As we walked we were inundated with children SCREAMING “Mzungu! Mzungu! MZUNGU!” I have to admit – in all my travels I’ve never seen kids get THAT excited. We were definitely not a common site in that town. There were less while people in Masenze and Kiniji than just about anywhere I’d been before. They kept demanding I take pictures of them and then show them the pictures. Cute.
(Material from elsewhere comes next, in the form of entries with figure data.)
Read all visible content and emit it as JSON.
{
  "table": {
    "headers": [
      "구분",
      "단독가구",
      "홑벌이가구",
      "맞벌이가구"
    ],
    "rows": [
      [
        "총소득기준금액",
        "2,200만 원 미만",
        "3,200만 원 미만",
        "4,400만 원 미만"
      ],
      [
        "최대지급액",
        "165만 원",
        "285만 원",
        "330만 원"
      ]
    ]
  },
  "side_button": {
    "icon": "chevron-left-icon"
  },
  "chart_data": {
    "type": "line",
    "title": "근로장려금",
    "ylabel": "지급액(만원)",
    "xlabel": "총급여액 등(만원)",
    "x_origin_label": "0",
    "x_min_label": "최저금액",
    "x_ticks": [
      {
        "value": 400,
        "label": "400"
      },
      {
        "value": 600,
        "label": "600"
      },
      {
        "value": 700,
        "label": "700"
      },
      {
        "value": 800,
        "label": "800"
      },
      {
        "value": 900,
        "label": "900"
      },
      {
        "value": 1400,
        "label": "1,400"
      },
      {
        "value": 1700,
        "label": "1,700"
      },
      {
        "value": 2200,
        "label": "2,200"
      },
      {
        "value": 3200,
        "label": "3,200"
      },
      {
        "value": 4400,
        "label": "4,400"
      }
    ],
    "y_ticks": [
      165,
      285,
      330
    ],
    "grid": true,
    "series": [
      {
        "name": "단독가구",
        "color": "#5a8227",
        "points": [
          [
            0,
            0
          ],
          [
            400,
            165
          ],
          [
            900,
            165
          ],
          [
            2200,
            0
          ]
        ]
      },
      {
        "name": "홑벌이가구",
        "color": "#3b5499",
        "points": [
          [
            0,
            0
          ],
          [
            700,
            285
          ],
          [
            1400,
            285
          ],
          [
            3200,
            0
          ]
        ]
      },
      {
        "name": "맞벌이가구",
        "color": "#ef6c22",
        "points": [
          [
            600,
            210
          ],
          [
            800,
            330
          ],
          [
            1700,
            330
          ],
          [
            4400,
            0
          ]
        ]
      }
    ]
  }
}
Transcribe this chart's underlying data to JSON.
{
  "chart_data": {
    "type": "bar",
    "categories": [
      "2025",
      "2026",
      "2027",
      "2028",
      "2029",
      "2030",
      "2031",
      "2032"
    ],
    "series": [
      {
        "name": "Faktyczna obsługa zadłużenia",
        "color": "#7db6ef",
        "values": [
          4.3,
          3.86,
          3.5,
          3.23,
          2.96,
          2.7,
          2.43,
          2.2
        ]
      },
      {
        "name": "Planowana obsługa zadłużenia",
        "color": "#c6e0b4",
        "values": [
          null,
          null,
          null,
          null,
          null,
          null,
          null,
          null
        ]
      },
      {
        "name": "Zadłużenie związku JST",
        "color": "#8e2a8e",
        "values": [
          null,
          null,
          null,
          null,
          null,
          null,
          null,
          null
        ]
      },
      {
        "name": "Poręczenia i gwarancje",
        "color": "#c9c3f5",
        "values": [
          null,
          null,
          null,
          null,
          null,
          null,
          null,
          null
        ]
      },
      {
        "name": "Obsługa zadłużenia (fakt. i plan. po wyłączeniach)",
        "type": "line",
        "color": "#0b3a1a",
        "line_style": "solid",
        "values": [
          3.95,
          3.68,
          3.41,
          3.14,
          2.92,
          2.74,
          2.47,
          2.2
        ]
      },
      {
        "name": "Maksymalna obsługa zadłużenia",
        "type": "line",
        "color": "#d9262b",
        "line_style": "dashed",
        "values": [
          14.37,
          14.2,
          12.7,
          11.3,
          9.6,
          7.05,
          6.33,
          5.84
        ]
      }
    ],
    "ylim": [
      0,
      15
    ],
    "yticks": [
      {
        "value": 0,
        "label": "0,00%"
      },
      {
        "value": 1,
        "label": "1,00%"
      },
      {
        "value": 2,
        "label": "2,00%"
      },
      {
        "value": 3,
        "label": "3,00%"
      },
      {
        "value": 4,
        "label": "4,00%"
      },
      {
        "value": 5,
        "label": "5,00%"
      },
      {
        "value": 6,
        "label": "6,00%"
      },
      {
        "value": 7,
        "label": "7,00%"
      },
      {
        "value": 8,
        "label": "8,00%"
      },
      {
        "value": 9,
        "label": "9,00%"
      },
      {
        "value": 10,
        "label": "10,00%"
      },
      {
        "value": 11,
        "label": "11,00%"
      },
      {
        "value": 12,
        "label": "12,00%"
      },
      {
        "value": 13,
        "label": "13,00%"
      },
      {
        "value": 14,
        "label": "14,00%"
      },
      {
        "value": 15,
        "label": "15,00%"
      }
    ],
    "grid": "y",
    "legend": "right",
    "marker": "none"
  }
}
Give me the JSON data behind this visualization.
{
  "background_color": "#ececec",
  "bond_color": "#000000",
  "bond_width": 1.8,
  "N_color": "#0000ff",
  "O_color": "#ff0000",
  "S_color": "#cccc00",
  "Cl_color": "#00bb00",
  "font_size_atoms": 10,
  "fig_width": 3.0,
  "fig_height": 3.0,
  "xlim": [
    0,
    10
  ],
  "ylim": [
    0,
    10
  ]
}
Samuel led us off the main road and onto a dirt path that snaked between a thin forest of trees on either side. Maggie and I started getting nervous.
“You’re taking us to the Kiniji Guesthouse – right Samuel?”
He smiled and nodded. “Yes, this way.” He pointed at another shock of trees in the distance. “Just behind those trees.”
It was odd, but I think I have a good sense for people and I felt Samuel was a good guy. Plus he was dressed in a full suit and was a preacher…I mean if he was a robber it was an elaborate hoax.
Much to my surprise Samuel took us directly to the lodge (he took us a back way through the forest). Along the way we met his daughter.
Three boys – George, Claude and Fred started walking with me. We talked about their favorite English Premier League Team (Arsenal) and about their soccer team. When I got to the lodge they asked me to take their picture and email it to their school (I did).
When we checked in we met two Swiss guys, Flohan and Xavier that had tracked gorillas earlier in the day but were also climbing Bisoke the next day (same as us). They kindly offered to drive us from the campsite to the base of the mountain. They were nice guys so Maggie and I had dinner with them and Aaron – a guy from Quebec that was going to Medical School in Australia and doing an internship in a Rwandan hospital. Good conversation, good people – but the worst food I’ve had yet in Africa. All they had was fried fish and I literally couldn’t put the thing in my mouth. It was rancid. I ate a mini-banana and French fries. Yum.
We had a long day of travelling and sleep came quickly.